Real LiteRT execution is available through the optional external-litert feature. The adapter targets Offbit's published litert and litert-sys crates. With that feature enabled, models configured with backend: "litert" are loaded through the LiteRT adapter. Without it, Reflow returns a clear graph error instead of silently falling back to mock inference.
litertlm is a separate LiteRT-LM surface and is intentionally not part of the V1 vision inference adapter. It should land behind dedicated LLM/chat/generation actors when those graph contracts are scoped.

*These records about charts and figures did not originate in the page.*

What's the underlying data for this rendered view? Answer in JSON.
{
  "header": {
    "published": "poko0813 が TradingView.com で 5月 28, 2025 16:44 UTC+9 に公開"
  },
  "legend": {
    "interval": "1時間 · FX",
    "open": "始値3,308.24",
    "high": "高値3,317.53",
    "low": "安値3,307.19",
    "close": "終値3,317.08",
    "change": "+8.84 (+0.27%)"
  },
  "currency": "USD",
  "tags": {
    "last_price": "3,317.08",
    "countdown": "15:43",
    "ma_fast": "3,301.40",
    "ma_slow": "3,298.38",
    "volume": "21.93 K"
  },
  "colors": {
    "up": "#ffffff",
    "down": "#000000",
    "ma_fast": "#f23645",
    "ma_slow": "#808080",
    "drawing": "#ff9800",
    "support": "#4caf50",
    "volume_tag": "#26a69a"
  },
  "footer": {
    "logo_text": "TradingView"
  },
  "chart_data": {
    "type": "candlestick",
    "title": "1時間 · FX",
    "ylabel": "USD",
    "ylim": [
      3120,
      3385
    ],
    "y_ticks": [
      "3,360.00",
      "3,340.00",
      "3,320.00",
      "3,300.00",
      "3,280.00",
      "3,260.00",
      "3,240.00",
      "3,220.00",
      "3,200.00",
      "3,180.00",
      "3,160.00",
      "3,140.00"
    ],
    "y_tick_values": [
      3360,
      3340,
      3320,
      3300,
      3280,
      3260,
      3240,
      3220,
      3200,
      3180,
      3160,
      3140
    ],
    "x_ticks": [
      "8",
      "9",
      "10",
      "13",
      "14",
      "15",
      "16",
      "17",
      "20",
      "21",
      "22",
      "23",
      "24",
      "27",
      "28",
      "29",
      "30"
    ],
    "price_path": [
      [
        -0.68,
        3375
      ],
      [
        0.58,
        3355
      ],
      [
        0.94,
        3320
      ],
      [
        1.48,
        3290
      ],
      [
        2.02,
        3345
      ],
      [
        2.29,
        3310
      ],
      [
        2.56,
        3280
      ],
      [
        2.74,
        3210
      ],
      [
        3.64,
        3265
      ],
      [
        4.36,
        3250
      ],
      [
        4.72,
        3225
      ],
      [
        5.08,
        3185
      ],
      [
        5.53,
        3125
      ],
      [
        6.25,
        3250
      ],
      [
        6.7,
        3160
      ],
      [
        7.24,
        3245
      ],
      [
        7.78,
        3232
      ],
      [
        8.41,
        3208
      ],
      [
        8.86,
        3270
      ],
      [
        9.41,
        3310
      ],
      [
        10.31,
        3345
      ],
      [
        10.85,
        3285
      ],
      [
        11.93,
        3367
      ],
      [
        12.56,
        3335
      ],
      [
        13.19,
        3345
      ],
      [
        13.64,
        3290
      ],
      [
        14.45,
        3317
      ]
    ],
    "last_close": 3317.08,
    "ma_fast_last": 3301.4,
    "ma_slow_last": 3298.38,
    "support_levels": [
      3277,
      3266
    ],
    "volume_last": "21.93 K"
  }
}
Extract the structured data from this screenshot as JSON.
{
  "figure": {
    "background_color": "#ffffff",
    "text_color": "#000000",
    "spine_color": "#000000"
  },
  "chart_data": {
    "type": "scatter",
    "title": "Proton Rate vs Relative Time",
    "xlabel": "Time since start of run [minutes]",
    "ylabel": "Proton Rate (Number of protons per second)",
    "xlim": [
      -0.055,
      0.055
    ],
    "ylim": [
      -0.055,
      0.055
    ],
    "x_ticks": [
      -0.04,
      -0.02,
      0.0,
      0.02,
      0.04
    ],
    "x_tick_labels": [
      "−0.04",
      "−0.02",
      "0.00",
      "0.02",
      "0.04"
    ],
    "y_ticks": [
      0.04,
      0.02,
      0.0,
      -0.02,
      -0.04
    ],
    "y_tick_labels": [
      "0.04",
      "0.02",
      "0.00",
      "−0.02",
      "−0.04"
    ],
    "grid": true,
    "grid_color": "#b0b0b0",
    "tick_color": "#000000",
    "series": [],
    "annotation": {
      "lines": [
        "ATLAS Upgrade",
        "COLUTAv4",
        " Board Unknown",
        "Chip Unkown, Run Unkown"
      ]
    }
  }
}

The graph contract does not change when switching from mock inference to LiteRT. Frames, tensors, model metadata, ROI packets, and decoded outputs continue to move through the same actors and ports.
Authoring Model
Graph authors should treat ML pipelines like any other Reflow graph:
frame
-> preprocess
-> load model
-> run inference
-> decode
-> postprocess / smooth
-> output
The inference actor does not know about hand landmarks, palm detection, or any other specific model family. Those details belong in model manifests, node config, or taskpack graph composition.
Feature Flags
reflow_rt exposes the catalog surface through the optional media and ml features:
reflow_rt = { version = "0.1", features = ["media", "ml"] }
The native LiteRT adapter is separate:
reflow_rt = { version = "0.1", features = ["media", "ml", "external-litert"] }
This split lets existing users opt into ML/CV graph templates without inheriting native LiteRT build and runtime requirements unless they explicitly need real LiteRT execution.
Hand Landmark Demo Assets
The native hand-landmark smoke demo uses the official MediaPipe hand model assets as two ordinary LiteRT model manifests rather than treating the MediaPipe task bundle as privileged runtime behavior:
| Role | File | Input | Outputs |
|---|---|---|---|
| Palm detector | palm_detection_full.tflite | f32[1, 192, 192, 3] | f32[1, 2016, 18], f32[1, 2016, 1] |
| Hand landmark tracker | hand_landmark_full.tflite | f32[1, 224, 224, 3] | f32[1, 63], f32[1, 1], f32[1, 1], f32[1, 63] |
See examples/ml_hand_landmark_demo for download checksums, manifests, and a real LiteRT backend smoke test.